Parliament Braces for No-Confidence Vote as Coalition Partners Turn Against Ramaphosa
Politics & Governance

Parliament Braces for No-Confidence Vote as Coalition Partners Turn Against Ramaphosa

Opposition parties escalate parliamentary push to unseat sitting president amid governance disputes.

South Africa’s Government of National Unity is under direct institutional pressure, with the Economic Freedom Fighters and the uMkhonto we Sizwe Party now coordinating a parliamentary campaign to remove President Cyril Ramaphosa from office. The ANC has committed to defending him, setting up a confrontation that goes beyond rhetoric and into the mechanics of how the coalition actually functions.

What began as isolated criticism has hardened into a structured political assault. The two opposition parties are pursuing parliamentary mechanisms rather than public posturing, a shift that forces the legislature to engage with questions of executive accountability on a formal timetable. The ANC’s defensive posture signals that the party recognizes the threat as serious, even as its internal dynamics remain contested.

The Phala Phala scandal sits at the center of this. The controversy, which has never been fully resolved, continues to erode confidence in Ramaphosa’s judgment and governance. That unresolved matter now compounds a longer list of public grievances: persistent crime, contested immigration policy, and a cost-of-living squeeze that cuts across income levels. None of these are new problems, but their accumulation has given the opposition a broader platform from which to argue that the current arrangement is not delivering.

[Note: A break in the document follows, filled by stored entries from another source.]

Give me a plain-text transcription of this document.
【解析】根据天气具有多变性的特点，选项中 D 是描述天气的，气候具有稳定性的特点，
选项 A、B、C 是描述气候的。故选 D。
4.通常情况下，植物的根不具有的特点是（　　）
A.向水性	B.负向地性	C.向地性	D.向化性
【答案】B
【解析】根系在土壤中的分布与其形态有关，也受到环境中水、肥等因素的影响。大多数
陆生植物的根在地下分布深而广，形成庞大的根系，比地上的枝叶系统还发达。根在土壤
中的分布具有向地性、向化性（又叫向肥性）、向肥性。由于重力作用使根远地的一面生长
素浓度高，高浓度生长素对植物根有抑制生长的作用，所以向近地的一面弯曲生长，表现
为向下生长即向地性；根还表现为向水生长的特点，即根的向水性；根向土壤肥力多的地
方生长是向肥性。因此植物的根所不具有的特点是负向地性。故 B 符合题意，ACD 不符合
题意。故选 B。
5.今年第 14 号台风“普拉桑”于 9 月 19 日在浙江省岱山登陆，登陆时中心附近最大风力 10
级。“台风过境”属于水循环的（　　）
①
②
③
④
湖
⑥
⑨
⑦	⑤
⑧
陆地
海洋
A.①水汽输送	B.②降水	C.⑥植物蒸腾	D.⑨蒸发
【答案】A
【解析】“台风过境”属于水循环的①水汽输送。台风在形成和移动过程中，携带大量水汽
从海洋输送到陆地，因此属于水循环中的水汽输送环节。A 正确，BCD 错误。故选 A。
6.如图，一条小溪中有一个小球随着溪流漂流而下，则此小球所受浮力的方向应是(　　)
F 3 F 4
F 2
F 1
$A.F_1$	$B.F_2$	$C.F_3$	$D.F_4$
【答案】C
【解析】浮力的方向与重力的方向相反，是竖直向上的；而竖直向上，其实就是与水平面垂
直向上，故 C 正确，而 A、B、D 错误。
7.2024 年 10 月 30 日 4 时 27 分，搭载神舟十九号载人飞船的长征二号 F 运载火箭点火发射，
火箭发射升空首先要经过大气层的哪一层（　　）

The coalition itself is now under scrutiny. The Government of National Unity was formed after the last general election as a power-sharing framework intended to produce decisive governance. Many citizens are asking whether it has instead produced a structure too internally divided to act on the issues that matter to ordinary people. That question is no longer confined to political commentary. It is circulating actively on social media platforms, where South Africans are debating the government’s performance and direction with considerable force.

Political observers tracking parliamentary dynamics warn that the coming months could reshape the national political agenda entirely. A no-confidence motion, if it gains traction, would force Parliament to confront fundamental questions about presidential authority and the limits of coalition governance. The process could deepen existing fractures within Parliament, creating new alignments and exposing fault lines that have so far remained dormant.

By contrast, the ANC’s calculation appears to be that holding the line around Ramaphosa is preferable to the instability that a successful removal would trigger. Whether that calculation holds depends on how many votes the opposition can actually consolidate, and whether any ANC members break ranks under sustained pressure.

How this confrontation resolves will determine more than Ramaphosa’s political future. It will test whether the coalition arrangement that has governed South Africa since the last general election can survive a direct challenge to its central figure, or whether the pressure exposes the structure as too fragile to endure one.

Q&A

Which opposition parties are coordinating the parliamentary campaign against Ramaphosa?

The Economic Freedom Fighters and the uMkhonto we Sizwe Party are coordinating the parliamentary campaign to remove President Ramaphosa from office.

What unresolved matter sits at the center of the political pressure?

The Phala Phala scandal, which has never been fully resolved, continues to erode confidence in Ramaphosa's judgment and governance and compounds accumulated public grievances.

What is the ANC's stated position on the no-confidence campaign?

The ANC has committed to defending Ramaphosa and is taking a defensive posture, calculating that holding the line around him is preferable to the instability a successful removal would trigger.

What broader governance issues are cited as grounds for the opposition challenge?

Persistent crime, contested immigration policy, and a cost-of-living squeeze that cuts across income levels are cited alongside the Phala Phala scandal as accumulated grievances undermining confidence in the current arrangement.